Bien sûr, j'ai rencontré des gens peu aimables, pas sympa, mais pas seulement pendant mes années fac... Malheureusement il y en a partout. Mais c'est aussi ce genre de rencontres qui rend la vie surprenante et drôle parfois.
Et heureusement, j'ai connu aussi des gens formidables, qui font moins parler d'eux mais qui sont néanmoins bien réels (bien que plus rares...).
 

miss perle 15/11/2006 17:01

Bravo bravo apres des heures passees sur le forum je lis enfin quelque chose que je trouve d'exception. Des mots simples des moments simples mais quel style.

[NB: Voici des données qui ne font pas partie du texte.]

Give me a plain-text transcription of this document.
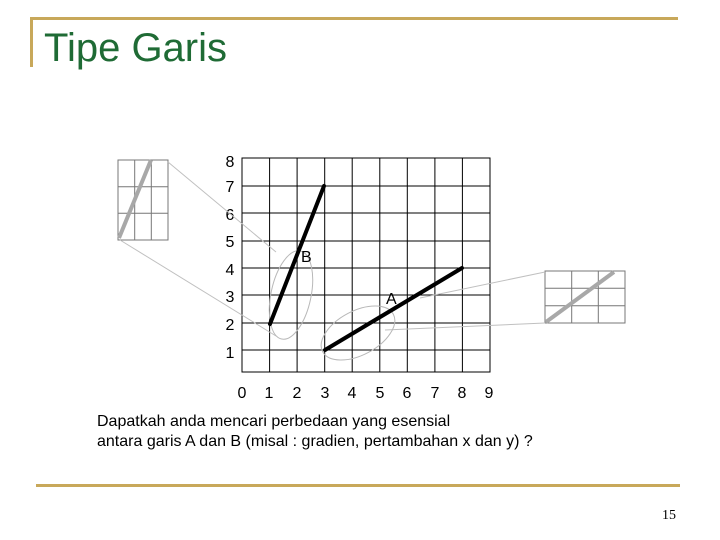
Tipe Garis
8
7
6
5
4
3
2
1
0 1 2 3 4 5 6 7 8 9
B
A
Dapatkah anda mencari perbedaan yang esensial
antara garis A dan B (misal : gradien, pertambahan x dan y) ?
15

Raconté si simplement et pourtant si captivant.
J'adore bravo a toi

Koulou (Flégroll) 15/11/2006 16:01

très fatigant de porter un tel masque, déjà, tâcher de vendre aux passants quelques chose est difficile alors, devoir se forcer à se point... J'en ai pourtant croisé tellement des vendeurs comme celui-là dans mes 6 année de vie là-bas ... Nous visons vraiment dans un drôle de pays.